I don't mind reading a book with a good rhyme or decent plot.

However some truly crappy books have crept into the house. Currently DD is asking for these every night, Misty, Ellie, Sophie, Holly, Scarlett and Lucy the SOS Mermaids. All the girls have a different character imperfection that causes a mild disturbance in their mermaid lives, but its OK, with teamwork and remembering that friends always help each other out in tight spots, they get through it! Go Mermaids! They make me want to gouge my eyes out instead of reading the fucking things. Does not make for a peaceful bedtime story.

zeno Sun 10-Feb-13 20:57:33

Have you considered reading poems instead? I've gone from loathing story time to actively looking forward to it since introducing poems to the mix.

The Charles Causley poems are lovely for children, and they're short! Also Now We Are Six. Depending on energy levels etc we read anything from one to ten. Have also been doing some grown up type poems and been really surprised how much four year old dd likes them.

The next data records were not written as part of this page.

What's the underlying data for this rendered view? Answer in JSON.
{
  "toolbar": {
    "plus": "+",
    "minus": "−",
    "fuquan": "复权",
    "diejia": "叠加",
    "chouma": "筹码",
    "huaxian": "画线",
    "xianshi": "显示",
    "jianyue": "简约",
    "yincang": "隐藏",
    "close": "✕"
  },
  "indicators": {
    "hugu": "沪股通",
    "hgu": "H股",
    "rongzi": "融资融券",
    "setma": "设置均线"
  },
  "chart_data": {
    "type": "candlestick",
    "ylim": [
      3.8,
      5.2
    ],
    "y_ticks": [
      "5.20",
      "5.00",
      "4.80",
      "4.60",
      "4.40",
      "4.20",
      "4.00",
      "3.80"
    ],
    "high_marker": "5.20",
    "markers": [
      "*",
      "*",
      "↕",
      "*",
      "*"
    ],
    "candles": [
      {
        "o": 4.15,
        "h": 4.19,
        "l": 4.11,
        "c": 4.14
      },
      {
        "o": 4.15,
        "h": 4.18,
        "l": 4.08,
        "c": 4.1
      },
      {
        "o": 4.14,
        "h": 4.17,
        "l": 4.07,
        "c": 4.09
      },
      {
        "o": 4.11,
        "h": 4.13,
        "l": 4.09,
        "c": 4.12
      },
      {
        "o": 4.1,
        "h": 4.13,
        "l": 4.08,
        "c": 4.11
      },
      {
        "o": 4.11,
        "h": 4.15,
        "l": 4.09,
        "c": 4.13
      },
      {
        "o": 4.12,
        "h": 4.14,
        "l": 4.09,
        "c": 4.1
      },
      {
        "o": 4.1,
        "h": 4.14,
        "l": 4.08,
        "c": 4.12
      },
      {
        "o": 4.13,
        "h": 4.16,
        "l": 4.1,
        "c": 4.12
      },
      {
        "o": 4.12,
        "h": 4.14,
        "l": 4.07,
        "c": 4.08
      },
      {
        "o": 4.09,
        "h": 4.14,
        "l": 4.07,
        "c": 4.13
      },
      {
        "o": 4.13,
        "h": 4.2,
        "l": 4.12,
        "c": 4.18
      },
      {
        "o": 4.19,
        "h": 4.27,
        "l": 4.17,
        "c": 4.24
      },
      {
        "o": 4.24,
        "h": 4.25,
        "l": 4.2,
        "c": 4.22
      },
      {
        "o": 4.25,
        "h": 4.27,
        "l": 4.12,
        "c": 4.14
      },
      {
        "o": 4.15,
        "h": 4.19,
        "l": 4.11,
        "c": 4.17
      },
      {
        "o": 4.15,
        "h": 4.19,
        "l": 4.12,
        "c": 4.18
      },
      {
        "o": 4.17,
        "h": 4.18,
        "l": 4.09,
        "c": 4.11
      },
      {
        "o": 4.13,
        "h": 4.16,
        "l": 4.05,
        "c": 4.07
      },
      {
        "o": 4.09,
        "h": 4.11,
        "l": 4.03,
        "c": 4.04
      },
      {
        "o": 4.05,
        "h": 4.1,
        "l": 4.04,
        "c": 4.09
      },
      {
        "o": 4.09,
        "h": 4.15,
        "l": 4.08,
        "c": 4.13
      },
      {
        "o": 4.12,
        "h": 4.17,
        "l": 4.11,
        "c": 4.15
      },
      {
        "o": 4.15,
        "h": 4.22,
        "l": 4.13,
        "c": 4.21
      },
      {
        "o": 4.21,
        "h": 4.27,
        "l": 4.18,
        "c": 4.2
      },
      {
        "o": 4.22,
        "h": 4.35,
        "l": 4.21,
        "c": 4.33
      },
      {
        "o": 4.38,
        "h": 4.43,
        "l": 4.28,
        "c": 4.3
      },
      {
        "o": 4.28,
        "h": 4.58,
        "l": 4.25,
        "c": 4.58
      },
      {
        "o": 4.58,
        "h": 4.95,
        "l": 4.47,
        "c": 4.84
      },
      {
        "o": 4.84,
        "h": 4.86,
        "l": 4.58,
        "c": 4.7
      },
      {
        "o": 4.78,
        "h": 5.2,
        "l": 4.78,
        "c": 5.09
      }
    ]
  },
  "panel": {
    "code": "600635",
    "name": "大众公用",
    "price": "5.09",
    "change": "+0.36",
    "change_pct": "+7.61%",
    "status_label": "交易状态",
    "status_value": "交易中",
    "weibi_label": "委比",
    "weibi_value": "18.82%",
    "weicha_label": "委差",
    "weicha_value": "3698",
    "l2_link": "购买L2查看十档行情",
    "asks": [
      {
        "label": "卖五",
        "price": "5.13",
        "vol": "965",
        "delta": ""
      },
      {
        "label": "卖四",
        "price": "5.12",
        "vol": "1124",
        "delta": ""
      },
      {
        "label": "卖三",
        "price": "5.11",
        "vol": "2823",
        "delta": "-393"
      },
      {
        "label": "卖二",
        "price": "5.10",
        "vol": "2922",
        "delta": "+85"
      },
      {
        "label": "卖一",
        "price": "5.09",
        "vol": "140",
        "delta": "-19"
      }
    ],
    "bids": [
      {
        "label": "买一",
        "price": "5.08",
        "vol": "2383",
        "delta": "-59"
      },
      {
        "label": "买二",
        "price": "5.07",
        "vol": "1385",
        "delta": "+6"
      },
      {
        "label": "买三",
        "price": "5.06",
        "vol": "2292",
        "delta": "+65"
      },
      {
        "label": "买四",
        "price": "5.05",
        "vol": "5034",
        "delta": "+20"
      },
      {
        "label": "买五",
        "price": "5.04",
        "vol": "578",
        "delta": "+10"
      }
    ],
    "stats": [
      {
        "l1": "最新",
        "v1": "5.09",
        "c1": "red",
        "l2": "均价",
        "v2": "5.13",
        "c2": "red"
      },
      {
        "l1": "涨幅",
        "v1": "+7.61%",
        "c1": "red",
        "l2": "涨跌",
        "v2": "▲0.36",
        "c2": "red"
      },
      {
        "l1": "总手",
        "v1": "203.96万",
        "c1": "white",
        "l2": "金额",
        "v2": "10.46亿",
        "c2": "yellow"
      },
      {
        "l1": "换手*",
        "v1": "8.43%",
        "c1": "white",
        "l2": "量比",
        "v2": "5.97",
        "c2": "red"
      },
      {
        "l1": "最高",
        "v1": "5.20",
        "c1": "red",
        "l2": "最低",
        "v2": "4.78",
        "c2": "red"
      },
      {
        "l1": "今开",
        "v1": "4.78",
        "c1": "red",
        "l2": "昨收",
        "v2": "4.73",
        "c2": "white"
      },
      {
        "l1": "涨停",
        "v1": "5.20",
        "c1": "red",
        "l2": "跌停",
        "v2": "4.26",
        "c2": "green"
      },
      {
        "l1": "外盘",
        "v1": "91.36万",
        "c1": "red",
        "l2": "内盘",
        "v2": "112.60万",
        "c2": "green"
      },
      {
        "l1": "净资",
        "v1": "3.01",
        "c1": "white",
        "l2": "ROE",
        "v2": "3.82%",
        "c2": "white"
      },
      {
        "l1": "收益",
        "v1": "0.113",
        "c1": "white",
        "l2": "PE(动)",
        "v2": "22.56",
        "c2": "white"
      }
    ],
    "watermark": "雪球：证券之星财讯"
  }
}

Midlifecrisisarefun Sun 10-Feb-13 20:55:10

Stories at bedtime used to wind up my DS, it re-charged his batteries! I did it during the day as a quiet time when it didn't matter if he needed to let off steam afterwards. A dinner, bath, bed, lights out...no fuss and little 'engagement' worked best for him. DS2 had stories at the same time as his older brother because they are close in age. They are prolific readers. DD rarely reads now but had stories at bedtime because it suited her. I struggled to get her 'into' books!

amck5700 Sun 10-Feb-13 20:33:58

No1 son at age 12 still asks for a dream at lights out time

Usually it consists of some building construction related task rather than being about hamsters in hot air balloons if that makes it any better smile

bedmonster Sun 10-Feb-13 20:32:42

prettykitty I agree that you dont have to have been read bedtime stories to enjoy reading as an adult. I wasn't and I love books. In fact, Dp was read to every night by his stepdad and while he still fondly remembers it, he doesn't read at all, other than to the dc. He did all the harry potter ones as just the titles bore me into a coma like state! But he would never go to a bookshop to choose anything, and he doesn't read anything else.
So his lovely literate start to life hasnt done much for him.